Brasil arma artilharia antiaérea

Equipa de Tite é em média 11 centímetros mais baixa que a Sérvia, sua adversária na corrida aos oitavos de final

Há uma boa e uma má notícia para os brasileiros. A boa: na "era Tite", a seleção brasileira sofreu apenas seis golos em 24 jogos. A má: destes seis golos, quatro resultaram de jogadas aéreas. Justamente o ponto forte da Sérvia, adversário desta quarta-feira em Moscovo, na disputa direta por uma vaga nos oitavos de final do Mundial da Rússia. Com quatro pontos no Grupo E - ao lado da Suíça, que à mesma hora defronta a eliminada Costa Rica - e um ponto a mais que os sérvios, o empate serve ao Brasil, que se classifica mesmo sem marcar golos. Desde que também não os sofra.
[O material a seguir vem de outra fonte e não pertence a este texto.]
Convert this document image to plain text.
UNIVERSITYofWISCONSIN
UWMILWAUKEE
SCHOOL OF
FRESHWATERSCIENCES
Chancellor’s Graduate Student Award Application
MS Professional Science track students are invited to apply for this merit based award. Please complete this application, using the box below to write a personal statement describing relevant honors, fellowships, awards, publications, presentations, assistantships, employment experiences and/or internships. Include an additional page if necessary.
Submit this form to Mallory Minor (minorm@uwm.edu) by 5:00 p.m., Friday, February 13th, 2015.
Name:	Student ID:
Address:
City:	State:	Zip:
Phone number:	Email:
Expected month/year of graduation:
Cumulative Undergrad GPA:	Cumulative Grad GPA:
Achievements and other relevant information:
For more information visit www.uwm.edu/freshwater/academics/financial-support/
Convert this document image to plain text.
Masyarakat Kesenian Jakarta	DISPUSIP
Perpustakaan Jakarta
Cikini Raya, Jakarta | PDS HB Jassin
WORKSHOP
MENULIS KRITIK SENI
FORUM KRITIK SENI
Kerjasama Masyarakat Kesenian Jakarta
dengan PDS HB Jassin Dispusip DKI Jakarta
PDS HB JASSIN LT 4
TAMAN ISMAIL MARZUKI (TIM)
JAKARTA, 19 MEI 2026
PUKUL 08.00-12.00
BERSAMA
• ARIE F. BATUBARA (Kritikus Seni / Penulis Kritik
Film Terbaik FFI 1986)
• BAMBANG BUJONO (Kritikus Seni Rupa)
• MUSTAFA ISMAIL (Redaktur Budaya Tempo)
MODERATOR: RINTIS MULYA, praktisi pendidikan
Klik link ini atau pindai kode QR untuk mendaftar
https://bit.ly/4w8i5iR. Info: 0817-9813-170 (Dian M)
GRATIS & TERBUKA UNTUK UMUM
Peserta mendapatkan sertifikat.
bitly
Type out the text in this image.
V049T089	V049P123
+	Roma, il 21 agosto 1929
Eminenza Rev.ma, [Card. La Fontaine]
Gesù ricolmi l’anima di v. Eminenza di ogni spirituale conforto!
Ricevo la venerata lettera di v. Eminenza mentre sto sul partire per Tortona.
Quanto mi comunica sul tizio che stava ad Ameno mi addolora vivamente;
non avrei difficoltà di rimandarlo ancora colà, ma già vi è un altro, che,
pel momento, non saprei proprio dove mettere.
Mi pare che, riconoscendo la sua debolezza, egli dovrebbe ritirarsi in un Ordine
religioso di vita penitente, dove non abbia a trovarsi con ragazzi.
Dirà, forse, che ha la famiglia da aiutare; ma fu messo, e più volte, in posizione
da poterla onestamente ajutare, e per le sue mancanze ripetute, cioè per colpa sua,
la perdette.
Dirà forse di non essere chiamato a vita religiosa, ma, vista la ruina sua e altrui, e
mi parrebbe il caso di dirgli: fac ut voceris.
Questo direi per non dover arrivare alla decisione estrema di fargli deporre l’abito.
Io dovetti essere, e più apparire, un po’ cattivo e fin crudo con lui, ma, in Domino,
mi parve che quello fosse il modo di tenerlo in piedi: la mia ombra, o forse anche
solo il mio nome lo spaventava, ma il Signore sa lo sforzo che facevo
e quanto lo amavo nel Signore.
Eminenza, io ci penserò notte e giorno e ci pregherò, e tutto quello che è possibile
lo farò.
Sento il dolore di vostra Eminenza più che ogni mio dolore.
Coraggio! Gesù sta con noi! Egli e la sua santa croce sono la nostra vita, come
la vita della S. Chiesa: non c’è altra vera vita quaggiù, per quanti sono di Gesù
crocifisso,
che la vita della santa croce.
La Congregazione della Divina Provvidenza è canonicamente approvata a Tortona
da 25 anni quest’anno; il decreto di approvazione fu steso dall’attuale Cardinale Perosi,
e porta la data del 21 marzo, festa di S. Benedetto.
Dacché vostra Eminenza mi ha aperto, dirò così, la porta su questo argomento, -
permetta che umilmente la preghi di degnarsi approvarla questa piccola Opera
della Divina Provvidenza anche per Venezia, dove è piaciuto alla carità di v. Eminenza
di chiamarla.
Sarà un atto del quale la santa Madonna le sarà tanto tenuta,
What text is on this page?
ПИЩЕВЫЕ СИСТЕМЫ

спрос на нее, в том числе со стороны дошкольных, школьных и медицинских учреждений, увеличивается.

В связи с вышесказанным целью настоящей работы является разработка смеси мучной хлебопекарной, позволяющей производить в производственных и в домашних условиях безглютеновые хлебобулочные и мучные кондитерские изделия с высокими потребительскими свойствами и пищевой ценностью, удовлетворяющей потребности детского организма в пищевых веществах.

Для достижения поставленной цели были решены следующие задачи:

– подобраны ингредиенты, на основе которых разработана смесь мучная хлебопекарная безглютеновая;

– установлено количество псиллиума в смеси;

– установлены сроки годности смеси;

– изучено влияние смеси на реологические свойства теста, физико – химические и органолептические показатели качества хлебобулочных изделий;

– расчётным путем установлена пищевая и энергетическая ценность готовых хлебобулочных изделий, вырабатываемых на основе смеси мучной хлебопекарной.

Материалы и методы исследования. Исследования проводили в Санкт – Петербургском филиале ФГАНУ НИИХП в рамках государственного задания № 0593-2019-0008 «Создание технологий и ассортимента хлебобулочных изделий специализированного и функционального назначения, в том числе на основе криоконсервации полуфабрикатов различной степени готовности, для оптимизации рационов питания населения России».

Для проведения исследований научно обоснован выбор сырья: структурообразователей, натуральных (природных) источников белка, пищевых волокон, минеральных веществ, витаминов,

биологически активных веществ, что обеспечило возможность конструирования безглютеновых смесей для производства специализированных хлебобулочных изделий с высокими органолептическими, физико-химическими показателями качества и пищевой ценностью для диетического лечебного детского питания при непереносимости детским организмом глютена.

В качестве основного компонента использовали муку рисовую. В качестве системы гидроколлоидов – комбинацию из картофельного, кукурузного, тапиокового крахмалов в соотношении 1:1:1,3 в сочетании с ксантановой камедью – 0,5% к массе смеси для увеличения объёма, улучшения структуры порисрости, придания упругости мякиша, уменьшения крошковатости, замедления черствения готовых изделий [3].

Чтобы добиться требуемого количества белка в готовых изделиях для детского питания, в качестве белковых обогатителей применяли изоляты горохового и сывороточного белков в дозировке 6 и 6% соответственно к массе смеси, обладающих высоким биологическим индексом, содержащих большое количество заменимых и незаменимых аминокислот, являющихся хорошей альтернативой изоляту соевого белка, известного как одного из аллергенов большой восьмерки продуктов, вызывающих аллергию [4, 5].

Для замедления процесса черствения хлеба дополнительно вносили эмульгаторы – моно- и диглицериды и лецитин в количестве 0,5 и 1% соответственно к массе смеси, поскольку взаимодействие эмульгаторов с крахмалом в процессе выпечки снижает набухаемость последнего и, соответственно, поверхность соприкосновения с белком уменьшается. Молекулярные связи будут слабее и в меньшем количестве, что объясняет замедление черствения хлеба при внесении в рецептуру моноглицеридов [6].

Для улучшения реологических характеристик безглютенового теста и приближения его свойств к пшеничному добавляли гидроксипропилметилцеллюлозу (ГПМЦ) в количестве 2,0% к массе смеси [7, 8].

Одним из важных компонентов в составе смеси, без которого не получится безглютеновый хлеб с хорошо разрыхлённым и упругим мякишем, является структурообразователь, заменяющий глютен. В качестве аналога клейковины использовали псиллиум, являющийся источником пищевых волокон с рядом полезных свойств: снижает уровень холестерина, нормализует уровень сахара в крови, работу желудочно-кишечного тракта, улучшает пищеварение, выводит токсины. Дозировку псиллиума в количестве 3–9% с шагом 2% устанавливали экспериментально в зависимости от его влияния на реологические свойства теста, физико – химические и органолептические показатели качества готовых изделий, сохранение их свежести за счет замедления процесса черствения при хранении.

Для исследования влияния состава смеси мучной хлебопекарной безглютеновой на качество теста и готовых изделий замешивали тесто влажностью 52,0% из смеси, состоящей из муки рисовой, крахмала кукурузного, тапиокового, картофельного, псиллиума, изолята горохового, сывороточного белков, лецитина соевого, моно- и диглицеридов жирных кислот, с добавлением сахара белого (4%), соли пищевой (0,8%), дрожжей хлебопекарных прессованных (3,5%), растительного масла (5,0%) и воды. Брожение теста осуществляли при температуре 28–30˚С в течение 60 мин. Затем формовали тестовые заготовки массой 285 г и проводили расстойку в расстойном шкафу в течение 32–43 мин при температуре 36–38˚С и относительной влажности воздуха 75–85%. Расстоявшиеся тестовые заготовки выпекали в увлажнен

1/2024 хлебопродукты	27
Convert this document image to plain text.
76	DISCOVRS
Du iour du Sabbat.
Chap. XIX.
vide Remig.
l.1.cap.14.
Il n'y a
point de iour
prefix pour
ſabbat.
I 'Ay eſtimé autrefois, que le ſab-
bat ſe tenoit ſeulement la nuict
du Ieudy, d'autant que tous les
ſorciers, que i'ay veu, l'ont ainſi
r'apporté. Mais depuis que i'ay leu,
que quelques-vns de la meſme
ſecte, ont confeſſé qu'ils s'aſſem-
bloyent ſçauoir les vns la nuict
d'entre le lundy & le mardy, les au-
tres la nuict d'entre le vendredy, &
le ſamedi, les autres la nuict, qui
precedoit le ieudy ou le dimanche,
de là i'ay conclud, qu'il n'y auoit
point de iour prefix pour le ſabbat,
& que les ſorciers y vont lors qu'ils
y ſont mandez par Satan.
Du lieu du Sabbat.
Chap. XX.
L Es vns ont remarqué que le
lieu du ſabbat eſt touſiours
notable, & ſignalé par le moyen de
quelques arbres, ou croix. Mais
Vencer ou empatar com a Sérvia, além de assegurar a vaga pode definir também o reencontro nos oitavos com o último algoz da seleção brasileira em mundiais, a Alemanha, que aplicou um vexatório 7-1 ao Brasil, nas meias finais do Mundial de 2014, antes de sagrar-se campeã. Quando iniciar a partida em Moscovo, às 19.00 em Lisboa, os brasileiros saberão a classificação final do Grupo F, que cruza com o E. Saberão também se os alemães - atualmente em segundo da tabela, com três pontos - conseguiram classificar-se e em que posição.

A possibilidade de "escolher" o adversário, porém, foge aos planos de Tite. "Não pensamos nisso, nem devemos pensar", garantiu, na conferência de terça-feira. Para o treinador, o Brasil tem muito com o que se preocupar em relação à Sérvia. "Após a partida e se passarmos, deixa vir o adversário que vier", afirmou. O central Miranda mostrou afinação com o comandante e uma boa dose de confiança. "O Brasil não escolhe adversário", resumiu o defensor, o terceiro dono da braçadeira de capitão no Mundial, sucedendo a Marcelo e Thiago Silva.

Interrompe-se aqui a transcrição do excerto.